Sunday, 17 November 2013

Besties


Hola

Best friends? Everyone's gotta have one. Whether it'd be the old ones or the new ones. We need old friends to help us grow old and new friends to help us stay young. Well, throughout my lifetime I've had many sets of friends but I've got two of the most dearest sets of friends. During primary school, I've had Hannah, Sarah and Afiqah. They were the best and most awesome friends any being in this planet could think of. They were there with me throughout my ups and downs Throughout my battles and struggles. With them, I still would be smiling through tears. The tears would be forgotten and the sunshine and happiness would be coming my way when I'm with them. Nothing could stop us. Even meteor showers couldn't. Well, that's how I felt having them by my side. They were the peanut butter to my jam, the pens to my paper, the shoelaces to my shoes and the missing pieces to my puzzle. They were my everything next to my family. With the, I didn't had a care in the world. Absolutely nothing. Everything meant all fun and happiness. But as the years past, it was the last year at primary school, then the last day, then the day of the results, and finally it was the day where we got to know which schools we'd continue our studies to. I've been accepted at the three schools I've applied to but I chose the boarding school so it meant that I've got to say goodbye to Hannah, Afiqah and Sarah. It was sad and hard breaking. Since my new high school was a boarding school at another state with none of the people I've known. I felt very alone and empty. I felt like I had nothing to hold on to. No one. No friends, no family, no joy, no happiness. Everything was so new and unlike anything I knew.
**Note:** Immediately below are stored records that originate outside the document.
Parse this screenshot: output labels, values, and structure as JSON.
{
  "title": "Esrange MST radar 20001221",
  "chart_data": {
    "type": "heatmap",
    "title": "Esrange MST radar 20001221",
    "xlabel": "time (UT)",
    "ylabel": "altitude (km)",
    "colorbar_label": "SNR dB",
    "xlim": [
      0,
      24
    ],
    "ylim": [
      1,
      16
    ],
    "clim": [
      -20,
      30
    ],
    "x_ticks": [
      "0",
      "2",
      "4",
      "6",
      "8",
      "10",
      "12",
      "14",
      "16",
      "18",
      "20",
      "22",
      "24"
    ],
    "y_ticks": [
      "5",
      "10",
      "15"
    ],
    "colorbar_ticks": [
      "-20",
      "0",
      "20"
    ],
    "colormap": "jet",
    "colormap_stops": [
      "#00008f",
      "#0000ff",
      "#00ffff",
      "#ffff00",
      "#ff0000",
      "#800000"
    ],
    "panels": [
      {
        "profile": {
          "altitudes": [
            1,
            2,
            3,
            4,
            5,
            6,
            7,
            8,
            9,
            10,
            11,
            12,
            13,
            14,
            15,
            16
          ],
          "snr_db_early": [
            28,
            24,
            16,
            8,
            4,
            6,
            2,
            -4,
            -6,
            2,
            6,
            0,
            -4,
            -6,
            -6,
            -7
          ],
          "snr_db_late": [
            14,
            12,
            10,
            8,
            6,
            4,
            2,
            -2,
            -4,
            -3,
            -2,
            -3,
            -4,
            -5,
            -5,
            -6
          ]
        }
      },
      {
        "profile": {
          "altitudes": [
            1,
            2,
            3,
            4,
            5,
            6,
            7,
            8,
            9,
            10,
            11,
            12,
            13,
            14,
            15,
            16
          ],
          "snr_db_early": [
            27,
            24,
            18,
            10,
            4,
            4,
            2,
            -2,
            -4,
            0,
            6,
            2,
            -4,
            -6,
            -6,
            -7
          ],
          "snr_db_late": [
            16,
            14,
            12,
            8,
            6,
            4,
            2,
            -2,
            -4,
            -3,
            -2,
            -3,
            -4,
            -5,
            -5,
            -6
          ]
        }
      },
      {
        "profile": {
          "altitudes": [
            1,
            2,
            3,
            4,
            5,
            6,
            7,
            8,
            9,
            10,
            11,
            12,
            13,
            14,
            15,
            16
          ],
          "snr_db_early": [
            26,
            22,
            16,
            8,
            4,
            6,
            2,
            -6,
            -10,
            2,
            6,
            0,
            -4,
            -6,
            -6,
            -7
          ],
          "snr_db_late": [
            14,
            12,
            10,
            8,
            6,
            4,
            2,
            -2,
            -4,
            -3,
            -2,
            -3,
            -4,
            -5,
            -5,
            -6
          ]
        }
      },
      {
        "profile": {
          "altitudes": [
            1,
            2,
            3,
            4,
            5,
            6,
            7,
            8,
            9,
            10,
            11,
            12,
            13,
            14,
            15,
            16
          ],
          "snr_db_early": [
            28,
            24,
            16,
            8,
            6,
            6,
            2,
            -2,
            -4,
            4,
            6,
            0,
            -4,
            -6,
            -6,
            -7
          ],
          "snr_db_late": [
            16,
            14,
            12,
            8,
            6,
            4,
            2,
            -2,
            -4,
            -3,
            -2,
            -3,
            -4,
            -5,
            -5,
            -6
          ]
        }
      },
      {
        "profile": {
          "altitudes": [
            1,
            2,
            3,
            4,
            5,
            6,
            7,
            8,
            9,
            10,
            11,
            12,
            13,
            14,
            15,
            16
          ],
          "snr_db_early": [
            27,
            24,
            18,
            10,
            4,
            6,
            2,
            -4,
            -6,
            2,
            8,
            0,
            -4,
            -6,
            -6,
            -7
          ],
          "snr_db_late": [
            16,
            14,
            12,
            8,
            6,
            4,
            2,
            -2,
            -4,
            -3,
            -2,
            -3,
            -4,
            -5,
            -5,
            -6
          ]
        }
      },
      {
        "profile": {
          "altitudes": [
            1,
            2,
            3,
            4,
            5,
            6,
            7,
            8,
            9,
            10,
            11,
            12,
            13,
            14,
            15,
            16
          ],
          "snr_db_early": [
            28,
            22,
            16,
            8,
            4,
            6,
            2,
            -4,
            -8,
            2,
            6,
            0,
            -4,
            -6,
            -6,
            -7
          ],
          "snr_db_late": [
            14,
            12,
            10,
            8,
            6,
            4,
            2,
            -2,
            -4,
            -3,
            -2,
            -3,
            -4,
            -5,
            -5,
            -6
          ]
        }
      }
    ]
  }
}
Yeah, it was a new start.

So, high school. It wasn't what I expected. It wasn't exactly what I saw on tv. It's way more complicated. Way more challenging. WAY more annoying. But throughout the things I hated about it, it actually is very nice, I mean, I go to a girls' boarding school which meant I'd do crazier things than the ones I'd do at a normal school. I mean, I can actually be myself, no more acting, no more lying, no more trying to be someone else. The challenges make me stronger. The complications make me wiser. The annoyance make me way more annoying than I used to be. Hah, just kidding. The annoyance made me able to stand up to things and made me less scared and timid as I used to be. High school changed me. a lot. And the people I met there, they were different, much more interesting. Surely not the ones I used to see everyday at my old school. There were different kinds of people from all over the country, nice ones, funny ones, pretty ones, talented ones, mean ones, kind ones and even ones that I don't exactly know how to describe. And the friends I made there are also different. WAY different than who I am that is. And they are Huda, Nadh, Ady, Asher, A'ad, Sarah, Narisha, Anis, Hani, Wardy and way more than I had at my old school. Maybe it's because I see their faces everyday that I became friends with them. I feel like I'm friends with my whole class, it's just amazing how we came together and be best friends. You may think it's impossible to have more than two or three best friends but I have loads. But Huda, Nadh, A'ad and I do mostly the craziest and stupidest things when we're together but who cares? I don't think it's possible for someone to stop a friendship that's that meaningful and crazy. It's the best of friendships when you do those crazy things together. We're psychos together. We are who we are.
That's us. Exactly who we are.

Even tho I've got new friends and all, I still remember my old friends the way they are. Perfect. I miss you guys so much. Wish I could meet up with you guys again and I solemnly swear our friendship would never fade. To my new friends, thanks for being friends with me and not giving up. Every single one of you, you mean the world to me and it would hurt so much to lose even a single one of you. I hope you guys read this and know how much I love you guys. 

xx Hasya.     

Whoa! I just realized how dramatic this entry is. A huge round of applause to me.